Deciding which files are worth saving is a judgment call the panel will leave to the community.
While the task force spends the next two years reflecting, many other alliances will be researching the problem as well.
At the same time that it's funding the Blue Ribbon Task Force, the National Science Foundation has offered $100 million for five organizations to design a "DataNet" for sustainable data preservation "over a decades-long timeline."
Across the Atlantic, the European Union launched its own push for preservation in June 2006.
Known as Planets, the four-year effort by several national libraries hopes to save the $4.3 billion worth of European data that's "at risk of digital obsolescence," reports the project.
Bursting with digital data of your own? Four ways to store it.
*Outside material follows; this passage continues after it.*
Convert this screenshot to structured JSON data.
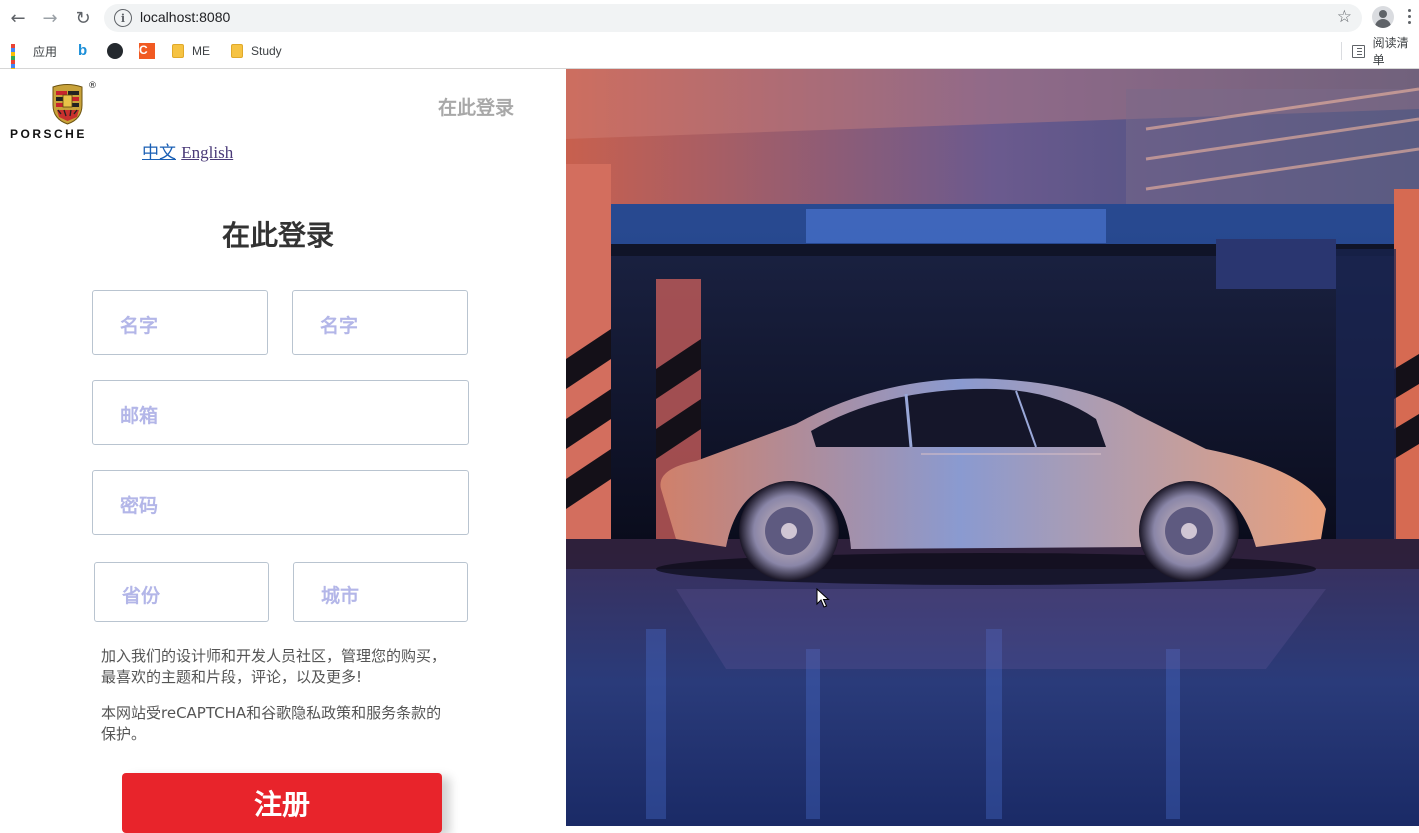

While government and industry spend the next few yearsthinking about large-scale digital preservation, computer experts say households should start protecting their files now.
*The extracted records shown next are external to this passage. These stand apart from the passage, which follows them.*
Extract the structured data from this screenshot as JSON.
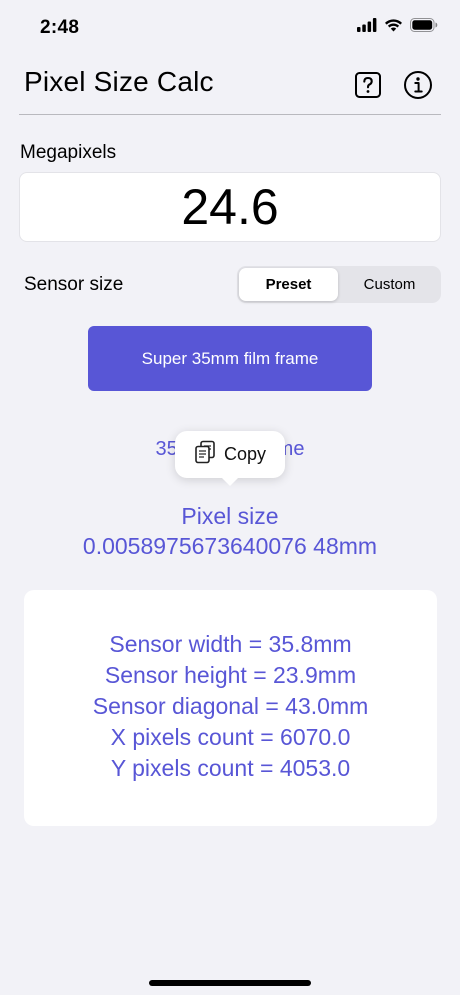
{
  "status_bar": {
    "time": "2:48"
  },
  "nav": {
    "title": "Pixel Size Calc",
    "help_icon": "question-mark-square-icon",
    "info_icon": "info-circle-icon"
  },
  "megapixels": {
    "label": "Megapixels",
    "value": "24.6"
  },
  "sensor": {
    "label": "Sensor size",
    "segments": [
      "Preset",
      "Custom"
    ],
    "selected_segment": "Preset",
    "preset_button_label": "Super 35mm film frame",
    "selected_name": "35mm film frame"
  },
  "context_menu": {
    "copy_label": "Copy",
    "copy_icon": "copy-documents-icon"
  },
  "pixel_size": {
    "title": "Pixel size",
    "value": "0.0058975673640076 48mm"
  },
  "results": [
    "Sensor width = 35.8mm",
    "Sensor height = 23.9mm",
    "Sensor diagonal = 43.0mm",
    "X pixels count = 6070.0",
    "Y pixels count = 4053.0"
  ],
  "colors": {
    "accent": "#5856d6",
    "background": "#f2f2f7"
  }
}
"Only 10 to 30 percent of consumers back up their stuff, and really it's closer to 10," says Natalie Del Conte, senior editor for the technology news and reviews website CNET.com. "Everyone knows somebody who's lost all their files, yet we're still lazy."
So what's the best storage option for families? There have been countless formats that were once popular but now passé. (Remember Zip drives?) How do you pick one that will last at least until your next computer? At the moment, there are four key storage formats out there: discs (CD-Rs or DVD-Rs), external hard drives, solid-state drives, and online storage. Picking which is best for you is really a personal preference.
Just as cars no longer have tape decks, computers may one day stop shipping with CD drives. (Apple's new MacBook Air doesn't come with one.) While we are all comfortable with discs, they are inherently limited by the fact they only come in one size: 4-3/4 in. Manufacturers can squeeze more information onto a disc, but then you get into tricky format wars over whose new approach is best.
Inside an external hard drive is a spinning magnetic disc. That whirring sound your hard disc makes when it's moving large files is the physical churning of the drive. These twirlers are clunky, loud, and shouldn't be jostled (the magnetic pen that writes the data could scrape the wrong part of the disc).
Solid-state memory, however, has no moving parts – it's basically a circuit with a chip attached. It is silent, smaller, but vastly more expensive. Because of this price-per-gigabyte equation, you probably can't back up your whole music collection on an affordable flash drive. However, small, solid-state "thumb drives" have become the new cheap floppy discs. Digital cameras can fit one GB on a card the size of a nickel. And Apple can now cram 16 GB of solid-state memory into its iPhone. Nonetheless, consumers can buy more than 10 times that much storage for the same price with standard spinning hard drives. Just look at the 160 GB iPod model, or several thousand gigabyte hard drives that go into today's powerhouse PCs.
Because of this price difference, Ms. Del Conte suggests that families invest in an 80-gigabyte external hard drive. "It's the most affordable, and it's a good jumping-off point," she says. Price: around $100. Make sure that the drive works with USB plugs, which she says won't become obsolete anytime soon. Or, if your computer can use FireWire plugs, it's a faster connection.
The newest option, online storage, has been possible for years. But many people have simply not warmed to the idea of storing all their songs and pictures on someone else's machine. For the tech-savvy crowd, Microsoft offers a Home Server that can store files from every computer in the house. "But if I tried to explain that to my mother, her head would explode," jokes Del Conte. Know your needs, and buy with care.